多角化のその先にある、地域に根付く「1000年経営」の構想を立案

 厳しい経営環境におかれる住宅会社は、さまざまな生き残り戦略を模索しています。各社がこぞって多角化を進めており、注文系ハウスメーカーの分譲市場の参入や、逆に分譲系ハウスメーカーの注文市場参入など争いが激化しています。

 分譲住宅とは、建物と土地がセットになって販売されている住宅のことで、デザインや間取りなどの設計プランをビルダーが決めています。コストが抑えられるので、いま、大手ハウスメーカーはこぞって分譲住宅に注力しているのです。

 分譲住宅で躍進しているのは、飯田グループHDでしょう。資本力を生かして積極的に土地を仕入れて、ローコストの住宅を大量に建て、販売するというビジネスモデルを徹底しています。

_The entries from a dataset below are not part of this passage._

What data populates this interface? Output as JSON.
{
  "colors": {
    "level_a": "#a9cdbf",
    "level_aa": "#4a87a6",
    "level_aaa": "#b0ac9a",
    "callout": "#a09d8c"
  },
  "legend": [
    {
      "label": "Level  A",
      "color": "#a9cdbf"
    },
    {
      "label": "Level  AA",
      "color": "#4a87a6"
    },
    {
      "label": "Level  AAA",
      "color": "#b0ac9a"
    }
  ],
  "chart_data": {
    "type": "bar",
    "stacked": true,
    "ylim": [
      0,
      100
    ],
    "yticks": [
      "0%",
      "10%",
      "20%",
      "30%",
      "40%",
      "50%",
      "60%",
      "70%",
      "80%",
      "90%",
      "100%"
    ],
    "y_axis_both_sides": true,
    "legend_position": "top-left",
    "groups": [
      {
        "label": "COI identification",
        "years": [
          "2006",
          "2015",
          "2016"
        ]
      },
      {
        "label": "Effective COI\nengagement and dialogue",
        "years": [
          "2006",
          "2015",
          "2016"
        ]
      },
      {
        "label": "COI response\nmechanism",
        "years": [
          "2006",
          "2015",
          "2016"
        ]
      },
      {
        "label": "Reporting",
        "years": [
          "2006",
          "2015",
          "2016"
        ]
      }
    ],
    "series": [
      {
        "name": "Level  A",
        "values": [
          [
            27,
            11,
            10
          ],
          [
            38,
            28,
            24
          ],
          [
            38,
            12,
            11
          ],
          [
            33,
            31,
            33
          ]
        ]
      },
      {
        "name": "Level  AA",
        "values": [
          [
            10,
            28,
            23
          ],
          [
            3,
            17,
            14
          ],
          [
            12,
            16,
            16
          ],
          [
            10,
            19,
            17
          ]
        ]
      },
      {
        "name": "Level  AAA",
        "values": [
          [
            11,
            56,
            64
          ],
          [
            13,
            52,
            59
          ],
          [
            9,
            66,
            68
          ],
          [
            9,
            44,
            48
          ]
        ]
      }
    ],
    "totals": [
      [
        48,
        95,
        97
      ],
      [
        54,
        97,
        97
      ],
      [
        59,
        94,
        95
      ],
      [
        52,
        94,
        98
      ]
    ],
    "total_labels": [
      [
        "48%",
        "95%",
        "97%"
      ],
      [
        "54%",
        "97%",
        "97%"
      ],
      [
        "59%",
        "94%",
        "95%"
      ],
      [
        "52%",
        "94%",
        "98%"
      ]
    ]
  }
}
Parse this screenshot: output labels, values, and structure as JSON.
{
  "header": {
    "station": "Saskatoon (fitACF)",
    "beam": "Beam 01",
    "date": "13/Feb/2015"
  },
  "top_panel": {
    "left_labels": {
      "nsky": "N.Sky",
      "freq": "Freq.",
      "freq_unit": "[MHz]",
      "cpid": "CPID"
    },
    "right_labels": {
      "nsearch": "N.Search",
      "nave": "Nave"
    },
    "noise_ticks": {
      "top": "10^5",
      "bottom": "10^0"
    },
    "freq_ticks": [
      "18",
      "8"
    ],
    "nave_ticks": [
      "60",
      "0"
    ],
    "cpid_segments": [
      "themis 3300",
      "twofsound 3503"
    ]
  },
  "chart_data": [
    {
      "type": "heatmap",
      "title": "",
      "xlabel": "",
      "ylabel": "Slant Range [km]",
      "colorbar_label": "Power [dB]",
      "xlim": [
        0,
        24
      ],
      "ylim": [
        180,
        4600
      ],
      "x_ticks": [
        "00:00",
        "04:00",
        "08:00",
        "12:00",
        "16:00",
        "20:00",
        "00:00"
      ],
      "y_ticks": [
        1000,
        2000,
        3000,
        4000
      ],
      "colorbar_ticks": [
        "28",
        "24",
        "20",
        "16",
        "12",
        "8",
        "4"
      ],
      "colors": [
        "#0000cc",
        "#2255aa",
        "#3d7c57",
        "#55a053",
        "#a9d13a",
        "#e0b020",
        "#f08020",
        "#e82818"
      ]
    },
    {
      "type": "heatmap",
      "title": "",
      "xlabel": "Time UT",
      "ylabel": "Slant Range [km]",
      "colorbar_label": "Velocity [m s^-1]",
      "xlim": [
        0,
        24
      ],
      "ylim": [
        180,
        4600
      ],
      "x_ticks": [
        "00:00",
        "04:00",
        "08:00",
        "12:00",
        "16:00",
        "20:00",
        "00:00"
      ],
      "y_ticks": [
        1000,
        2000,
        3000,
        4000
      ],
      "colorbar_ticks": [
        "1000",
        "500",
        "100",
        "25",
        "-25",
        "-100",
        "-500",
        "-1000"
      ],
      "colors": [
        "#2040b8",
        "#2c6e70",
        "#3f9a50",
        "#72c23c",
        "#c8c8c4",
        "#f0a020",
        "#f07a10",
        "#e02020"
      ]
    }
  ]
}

 分譲住宅市場での重要なカギは、土地の仕入れにあります。より良いエリアで、できるだけ広い土地を購入するのです。住宅は基本的に画一的なものですから、これによって、低コストで大量に住宅を建てることができるようになります。

 ただ、分譲住宅は低コストで大量に建てられますが、現場で施工する職人不足の問題があります。住宅業界の人手不足は深刻で、職人が全国的に足りていません。